In my problem, there are 20 possible choices of variables for x1, 20 possible choices for x2, and 20 possible choices for x3.  Gender and Age must be in the model.  This leaves me with 20*20*20 = 8,000 possible regressions.  I was able to create a program that ran all of these regressions and deliver me the lowest AIC, but I was wondering if there was a library that already does this.
I do not consider what I will find to be the "best" model in any statistical manner, but I do find this exercise useful for exploring my data.
I have already attempted using bestglm and leaps.  I do not believe these programs allow for specifying the choice of variable from multiple bucket of variables.
 A: Since you have three categorical variables with $20$ categories each, plus gender and age, that gives you a total of $3 \times 19+1 = 58$ binary variables and one continuous variable.  If you are willing to proceed without interaction effects, that gives you a model with $60$ coefficients (including an intercept term).  That is a relatively manageable number of terms, and with a reasonable-sized data set, you should have an adequate number of residual degrees-of-freedom, and get reasonable estimates of your parameters.

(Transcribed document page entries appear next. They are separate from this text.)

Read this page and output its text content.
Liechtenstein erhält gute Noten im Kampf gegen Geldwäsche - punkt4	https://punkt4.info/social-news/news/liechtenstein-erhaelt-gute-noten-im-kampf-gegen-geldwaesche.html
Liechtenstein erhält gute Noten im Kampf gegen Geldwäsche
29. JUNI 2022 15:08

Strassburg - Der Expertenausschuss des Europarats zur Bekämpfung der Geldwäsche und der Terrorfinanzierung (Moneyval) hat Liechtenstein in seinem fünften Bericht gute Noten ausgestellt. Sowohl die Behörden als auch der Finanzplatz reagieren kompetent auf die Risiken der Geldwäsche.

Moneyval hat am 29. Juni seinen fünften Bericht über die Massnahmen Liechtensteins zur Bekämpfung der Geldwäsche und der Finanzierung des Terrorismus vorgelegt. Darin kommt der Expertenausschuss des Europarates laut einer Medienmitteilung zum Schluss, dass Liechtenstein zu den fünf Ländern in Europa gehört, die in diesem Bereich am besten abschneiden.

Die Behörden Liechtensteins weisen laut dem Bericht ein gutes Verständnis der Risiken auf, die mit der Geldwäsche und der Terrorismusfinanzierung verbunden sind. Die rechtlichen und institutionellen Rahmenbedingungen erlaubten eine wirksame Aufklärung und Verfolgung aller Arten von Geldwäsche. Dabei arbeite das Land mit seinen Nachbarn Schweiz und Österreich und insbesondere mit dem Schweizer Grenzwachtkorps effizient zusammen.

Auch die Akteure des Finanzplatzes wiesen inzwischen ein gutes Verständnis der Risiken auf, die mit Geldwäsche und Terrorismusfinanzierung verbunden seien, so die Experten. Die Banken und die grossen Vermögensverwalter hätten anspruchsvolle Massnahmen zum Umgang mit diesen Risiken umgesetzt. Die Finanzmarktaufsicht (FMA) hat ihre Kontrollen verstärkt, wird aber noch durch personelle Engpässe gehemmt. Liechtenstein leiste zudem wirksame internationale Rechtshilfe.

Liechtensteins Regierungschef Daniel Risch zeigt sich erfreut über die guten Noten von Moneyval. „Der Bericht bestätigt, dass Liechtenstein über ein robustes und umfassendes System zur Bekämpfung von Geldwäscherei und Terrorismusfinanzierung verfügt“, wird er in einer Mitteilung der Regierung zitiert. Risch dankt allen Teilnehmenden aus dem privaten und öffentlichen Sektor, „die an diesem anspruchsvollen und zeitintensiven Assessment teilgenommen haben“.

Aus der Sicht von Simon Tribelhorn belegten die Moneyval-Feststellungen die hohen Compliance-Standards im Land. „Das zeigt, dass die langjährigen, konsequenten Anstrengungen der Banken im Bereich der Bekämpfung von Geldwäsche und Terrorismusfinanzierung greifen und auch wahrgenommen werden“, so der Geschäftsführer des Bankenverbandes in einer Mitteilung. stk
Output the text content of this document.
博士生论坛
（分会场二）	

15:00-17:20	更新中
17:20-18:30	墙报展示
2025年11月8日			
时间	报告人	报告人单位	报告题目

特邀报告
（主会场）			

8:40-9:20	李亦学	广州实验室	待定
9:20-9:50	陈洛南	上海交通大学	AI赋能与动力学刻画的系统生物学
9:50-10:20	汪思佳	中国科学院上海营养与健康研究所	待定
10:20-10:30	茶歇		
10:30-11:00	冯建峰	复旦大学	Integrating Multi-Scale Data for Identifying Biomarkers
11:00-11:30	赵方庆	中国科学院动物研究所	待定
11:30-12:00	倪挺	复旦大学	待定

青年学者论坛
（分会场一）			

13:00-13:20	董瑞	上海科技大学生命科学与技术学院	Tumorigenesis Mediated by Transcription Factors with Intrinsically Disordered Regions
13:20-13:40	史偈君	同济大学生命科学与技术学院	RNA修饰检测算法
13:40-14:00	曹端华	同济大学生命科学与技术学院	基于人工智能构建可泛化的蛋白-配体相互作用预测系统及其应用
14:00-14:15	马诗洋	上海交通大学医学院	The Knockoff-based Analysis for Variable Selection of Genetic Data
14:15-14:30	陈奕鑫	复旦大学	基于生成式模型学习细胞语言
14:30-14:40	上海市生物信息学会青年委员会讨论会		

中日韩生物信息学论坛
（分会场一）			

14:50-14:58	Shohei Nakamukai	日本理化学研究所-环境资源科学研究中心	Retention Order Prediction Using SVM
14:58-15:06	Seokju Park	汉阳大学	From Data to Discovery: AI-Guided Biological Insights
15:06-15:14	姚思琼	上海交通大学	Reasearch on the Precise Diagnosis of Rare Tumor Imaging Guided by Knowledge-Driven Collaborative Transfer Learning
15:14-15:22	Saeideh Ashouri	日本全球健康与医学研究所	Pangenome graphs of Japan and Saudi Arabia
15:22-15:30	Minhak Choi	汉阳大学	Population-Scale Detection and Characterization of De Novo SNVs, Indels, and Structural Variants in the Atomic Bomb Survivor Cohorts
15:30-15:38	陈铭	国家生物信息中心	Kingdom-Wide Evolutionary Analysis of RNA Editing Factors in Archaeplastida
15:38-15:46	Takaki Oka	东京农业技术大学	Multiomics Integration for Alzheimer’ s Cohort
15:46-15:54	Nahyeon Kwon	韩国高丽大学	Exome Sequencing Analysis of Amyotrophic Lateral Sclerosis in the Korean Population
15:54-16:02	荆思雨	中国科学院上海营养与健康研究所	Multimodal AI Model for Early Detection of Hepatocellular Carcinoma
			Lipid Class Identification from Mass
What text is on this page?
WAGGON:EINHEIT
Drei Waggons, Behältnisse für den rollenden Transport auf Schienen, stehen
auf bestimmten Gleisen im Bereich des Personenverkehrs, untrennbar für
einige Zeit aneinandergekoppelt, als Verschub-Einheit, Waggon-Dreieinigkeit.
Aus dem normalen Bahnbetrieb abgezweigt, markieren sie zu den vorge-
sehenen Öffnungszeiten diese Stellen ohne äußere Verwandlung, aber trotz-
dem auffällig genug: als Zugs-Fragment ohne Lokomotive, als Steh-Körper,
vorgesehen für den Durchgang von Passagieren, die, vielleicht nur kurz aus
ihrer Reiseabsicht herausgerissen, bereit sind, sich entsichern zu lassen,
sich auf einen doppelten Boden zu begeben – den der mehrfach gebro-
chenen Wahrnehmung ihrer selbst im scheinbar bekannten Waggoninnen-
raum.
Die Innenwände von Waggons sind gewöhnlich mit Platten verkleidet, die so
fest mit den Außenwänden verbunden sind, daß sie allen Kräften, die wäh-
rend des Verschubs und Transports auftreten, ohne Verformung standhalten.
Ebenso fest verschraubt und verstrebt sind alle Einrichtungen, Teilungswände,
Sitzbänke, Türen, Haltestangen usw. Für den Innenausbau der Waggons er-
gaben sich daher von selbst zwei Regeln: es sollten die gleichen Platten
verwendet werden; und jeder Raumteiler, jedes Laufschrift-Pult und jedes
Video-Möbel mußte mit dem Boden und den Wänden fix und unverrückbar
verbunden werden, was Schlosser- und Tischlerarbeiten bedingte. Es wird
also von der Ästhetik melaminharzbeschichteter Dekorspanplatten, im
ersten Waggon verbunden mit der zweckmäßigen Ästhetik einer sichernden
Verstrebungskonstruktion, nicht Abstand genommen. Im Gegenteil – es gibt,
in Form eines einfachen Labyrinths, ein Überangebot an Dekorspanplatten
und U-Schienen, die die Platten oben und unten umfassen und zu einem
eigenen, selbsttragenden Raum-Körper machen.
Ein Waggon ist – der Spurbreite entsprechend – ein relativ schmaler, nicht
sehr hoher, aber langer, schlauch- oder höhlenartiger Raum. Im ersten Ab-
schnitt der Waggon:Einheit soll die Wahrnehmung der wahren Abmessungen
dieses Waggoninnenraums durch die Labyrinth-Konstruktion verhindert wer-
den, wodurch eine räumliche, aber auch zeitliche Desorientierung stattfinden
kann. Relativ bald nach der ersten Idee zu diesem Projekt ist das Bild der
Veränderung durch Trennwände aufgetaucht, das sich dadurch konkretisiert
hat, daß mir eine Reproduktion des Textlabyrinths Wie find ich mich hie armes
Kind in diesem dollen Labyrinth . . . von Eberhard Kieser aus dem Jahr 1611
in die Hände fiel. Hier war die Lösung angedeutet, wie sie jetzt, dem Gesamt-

Your problem emerges if you decide you want to include interaction effects between the categorical variables.  Adding two- and three-way interactions between your three categorical variables, gives you $20^3 = 8000$ parameters in your model instead of $57$.  (If you also interact with gender and age this quadruples again.)  That is a large number of parameters, and you would need a large amount of data to ensure that you have an adequate number of residual degrees-of-freedom.  Even if you have sufficient data for this, it is dubious to cherry-pick interaction terms from categorical variables in the manner you are describing - that is a classic example of data-dredging.  Instead of doing this, you should either include the whole set of interaction terms for a categorical interaction, or remove the whole set of interaction terms.  It is not legitimate to cherry-pick interaction terms from within indicator values for a broad categorical variable. 
A: If you have 60 possible covariates, and just want to be able to use the model to build predictions and are not that concerned with interpretability, you might build a random forest on a training set of your data and see what kind of predictive power you could get from the model it builds.  The package randomForest in r can help you with this.